Ele me beijou primeiro. Boca quente, língua ansiosa mas não bruta. Tinha gosto de água e de chiclete de hortelã. As mãos dele subiram pros meus seios, apertando devagar, sentindo o peso natural deles. Eu gemi baixo contra a boca dele. Meus mamilos endureceram na mesma hora. Ele desceu a boca pro meu pescoço, chupando, lambendo. O barulho molhado da língua dele na minha pele me deixou ainda mais molhada.
Eu o empurrei pro sofá. Ele sentou. Eu me ajoelhei entre as pernas dele. Puxei o short dele pra baixo junto com a cueca. O pau dele pulou pra fora. Grosso, jovem, veias marcadas, cabeça rosada e brilhando de pré-gozo.
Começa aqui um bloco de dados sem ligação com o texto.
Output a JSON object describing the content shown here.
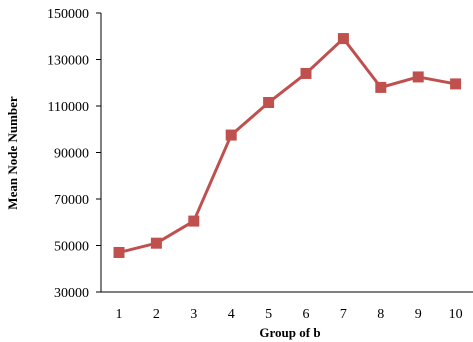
{
  "chart_data": {
    "type": "line",
    "title": "",
    "xlabel": "Group of b",
    "ylabel": "Mean Node Number",
    "x": [
      1,
      2,
      3,
      4,
      5,
      6,
      7,
      8,
      9,
      10
    ],
    "x_tick_labels": [
      "1",
      "2",
      "3",
      "4",
      "5",
      "6",
      "7",
      "8",
      "9",
      "10"
    ],
    "series": [
      {
        "values": [
          47000,
          51000,
          60500,
          97500,
          111500,
          124000,
          139000,
          118000,
          122500,
          119500
        ],
        "color": "#c0504d",
        "marker": "square"
      }
    ],
    "ylim": [
      30000,
      150000
    ],
    "y_ticks": [
      30000,
      50000,
      70000,
      90000,
      110000,
      130000,
      150000
    ],
    "y_tick_labels": [
      "30000",
      "50000",
      "70000",
      "90000",
      "110000",
      "130000",
      "150000"
    ],
    "grid": false,
    "legend": "none",
    "axis_color": "#000000"
  }
}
Uns dezenove centímetros, bonito pra caralho. Eu olhei pra ele por um segundo inteiro. Ele estava respirando rápido, olhos fixos em mim.
— Tia… por favor.
Eu segurei na base. A pele era macia, aveludada, quente. Passei a língua devagar da base até a cabeça, sentindo o sabor salgado do suor misturado com o pré-gozo doce. Ele gemeu alto, um gemido grave que vibrou no peito dele. Eu chupei a cabeça devagar, girando a língua, sentindo a maciez da pele esticada, o gosto dele enchendo minha boca. Desci mais, engolindo até onde conseguia. Ele segurou meu cabelo loiro com as duas mãos, sem forçar, só acompanhando. Eu olhava pra cima enquanto chupava: via o abdômen dele contraindo, os olhos semicerrados de prazer, a boca aberta soltando gemidos roucos.
— Caralho, tia… sua boca é tão quente… tão molhada…
Eu chupei com mais vontade, babando, fazendo barulho. O cheiro dele ali embaixo era inebriante: suor, pele, virilidade pura. Meu clitóris latejava. Eu me toquei com uma mão enquanto chupava ele.
Ele me puxou pra cima depois de uns minutos. Me deitou no sofá. Abriu minhas pernas. Olhou pra minha boceta depilada, inchada, brilhando de tesão.
— Eu sonhei com isso — murmurou, e baixou a boca.
A língua dele era quente, ansiosa. Lambeu meu clitóris em círculos lentos, depois chupou. Eu gemi alto, arqueando as costas. Ele enfiou dois dedos em mim enquanto chupava, curvando-os no ponto certo. Meu corpo inteiro tremia. Eu via a cabeça loira dele entre minhas coxas, os ombros largos, os olhos castanhos olhando pra cima pra ver meu rosto se contorcendo de prazer. O cheiro da minha excitação misturado com o dele enchia a sala.
Eu gozei na boca dele. Forte. Gemendo o nome dele como uma vadia: “Gabi… Gabi… porra…”.
Ele não esperou eu me recuperar. Subiu em cima de mim. O corpo magro e quente cobriu o meu. O pau dele roçou na minha entrada, quente, latejando. Ele me olhou nos olhos.
— Posso, tia?
Eu segurei o rosto dele e o beijei, sentindo meu próprio gosto na língua dele.
— Enfia. Devagar no começo.
Ele empurrou. A cabeça grossa abriu meus lábios. Eu senti cada centímetro entrando: a maciez da pele esticada, o calor, a rigidez. Ele gemeu no meu ouvido quando entrou até o fundo. Ficamos parados um segundo, só sentindo. Eu sentia o pau dele pulsando dentro de mim, enchendo tudo.
Ele começou a meter. Devagar primeiro. Depois mais forte. Eu via tudo: o suor escorrendo no peito dele, os músculos do abdômen contraindo a cada estocada, o pau brilhando do meu mel saindo e entrando em mim. Meus seios balançavam com força. Ele segurava um deles, apertando o mamilo. O barulho molhado de pele contra pele enchia a sala junto com nossos gemidos.
— Você é tão apertada… tão quente… — ele gemia, voz rouca.
Eu sentia o cheiro de sexo no ar: suor, boceta molhada, pau. Passei as unhas nas costas dele. Ele meteu mais fundo, mais rápido. Eu gozei de novo, apertando ele por dentro, gritando.
Ele não aguentou. Tirou rápido, ajoelhou entre minhas pernas e gozou na minha barriga e nos meus seios. Jatos grossos, quentes, brancos. O cheiro era forte, jovem, masculino. Eu passei os dedos na porra dele, levei à boca e provei. Salgado, levemente doce. Ele gemeu só de ver.
Ficamos ali, ofegantes. Ele deitou ao meu lado, me puxando pro peito dele. A pele dele estava suada, quente, macia. Eu senti o coração dele batendo forte contra o meu seio.
— Isso foi… — ele começou.
Eu sorri, passando a mão no cabelo loiro dele.
— Foi o que a gente queria faz tempo, Gabi. E vai acontecer de novo.
Ele me beijou devagar. E eu soube que sim. Ia acontecer de novo. Muitas vezes.